На Преображенской, угол Щепкина, остановились на светофоре, пропустили мужчину с коляской. Морозов обернулся, посмотрел невидящим взглядом на машину и пошел дальше, сутулясь. У Нелединского в горле появился ком. Он вдохнул до отказа и закрыл глаза. Машина тронулась. С закрытыми глазами укачивало, но он сидел так сколько мог. Затем с шумом вынырнул из темной глубины и стал на прощание смотреть по сторонам.
Июль еще постоял немного и ушел, громыхнув на прощание несильной грозой. В августе наступила глубокая старость. Все, что должно было быть зеленым, — оставалось еще зеленым, голубое — голубым, но бесконечная усталость была во всем. Море безучастно лежало на спине, глядя в небо, иногда хмурилось или дремало. Состарились дома на Молдаванке и в центре возле Привоза, состарились бревна, подпирающие их стены, крепко спали уличные собаки и гицели не ловили их, а сидели на жесткой короткой траве, поставив кружки с пивом между коленями.

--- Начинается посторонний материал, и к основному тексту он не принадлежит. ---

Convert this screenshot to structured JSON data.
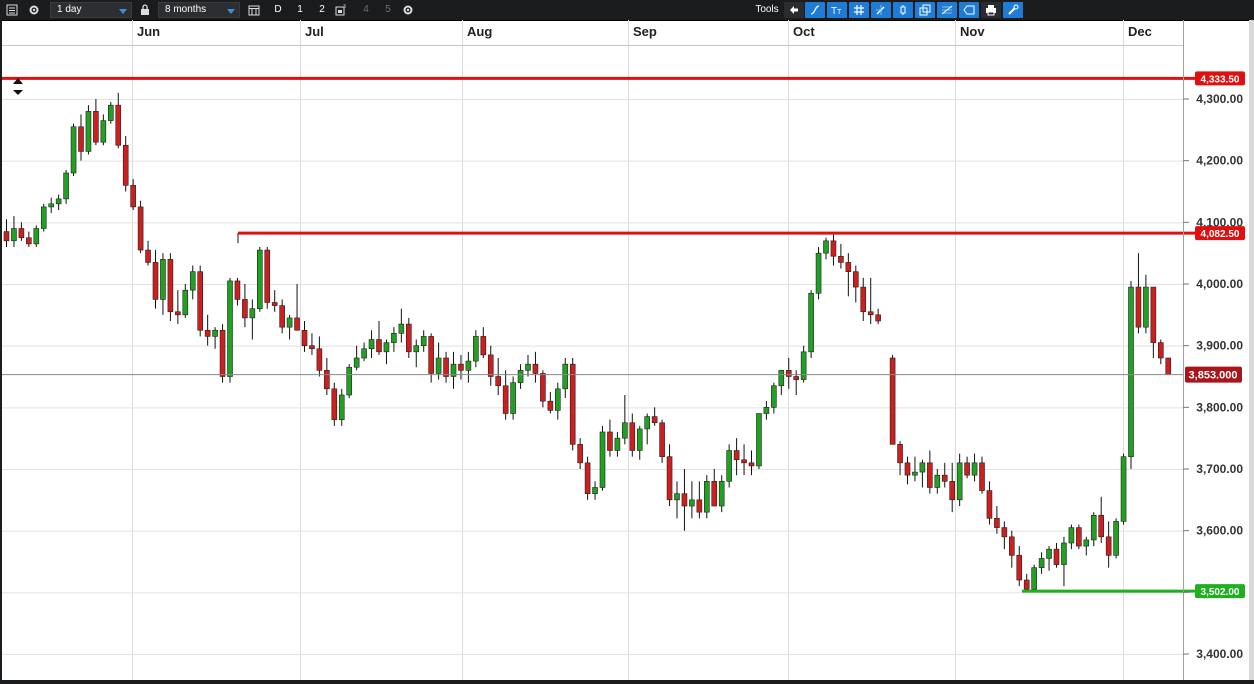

Рыба не клевала, приелись кривые степные помидоры, теплая мякоть персика отдавала горечью разочарования, сморщенная косточка падала на размякший асфальт и погибала. Над Привозом желтым куполом стоял запах тления, медленно и обреченно двигались покупатели, продавцы устало соглашались.
Темное загадочное дерево софора с вызревающими стручками, набитыми зелеными шариками лака или клея, пыталось цвести по второму разу изжелта белыми старушечьими буклями. В винных подвалах было прохладно, но спускаться и подниматься стоило досадных усилий. Добравшийся все же до вина быстро старел, понимал всю тщету разнообразных своих попыток и грустно отвергал запоздавшую к обеду ложку.
Не звенели и не подпрыгивали, а беззвучно катились металлические рубли по полу бара «Красного», совершенно пустого, пускаемые единственным посетителем, полупьяным задумчивым бандитом. Бандит мог бы казаться молодым, но никому он не казался, никто его не видел — бармен Аркадий безнадежно старел в своей подсобке.
Жара была безысходная и обложная, как дождь. По ночам было душно, как после дождя, разочарованные шаги одиноких прохожих не давали эха, тускло и жирно блестели мощеные мостовые. Рухнул большой кусок резного карниза на Екатерининской улице, никого не убил, не зацепил даже, никого не было вокруг.
Посреди двора на Ольгиевской, на солнцепеке, сидел мальчик в трусах и бездумно, как заведенный, тер абрикосовую косточку о кирпич. Если вынуть сквозь протертую дырочку зернышко, получится свисток, а если кусочек зернышка оставить, свисток будет давать трели, совсем как милицейский.
Город, которому не было еще и двухсот, стремительно ветшал, был сморщен и старообразен, как дитя, зачатое алкоголиками. Да он и планировался как подделка под дряхлеющую Европу, кракелюры были заключены в идею.
Мудрость одесситов была скороспела, румяна и гидропонна, и плохо держала удары не только времени, но и погоды. Старики, чувствующие себя внучатыми ровесниками города, крепили связь времен вытертым, облысевшим фольклором, шикарной небрежностью и врожденным, историческим страхом, что отключат воду. «Воды нет», — доложили императрице. «Ассе д'о, — ответила Екатерина, — воды достаточно». Прочитанное наоборот заключение это и дало, говорят, название городу.
Лавой Везувия, привозимой в трюмах вместо балласта, мостили город, и лава время от времени просыпалась, напоминая о своем происхождении адским жаром. Все живое морщилось, кукожилось, возвращалось к своим истокам. Мирный бухгалтер Андрющенко где-нибудь на Слободке вскакивал ночами в трезвом бреду, будил дом криками: «Гэть, усих порубаю!» Женщины на Молдаванке переругивались через силу на чистом иврите.
Почва у обрывов между Большим Фонтаном и Люстдорфом трескалась, отделяя от материка то беседку, то кусок тропинки со скамейкой; пласты кирпичной глины высотой с трехэтажный дом оседали либо рушились плашмя, заваливая дорогу и сминая самостроенную хибару на нижнем ярусе.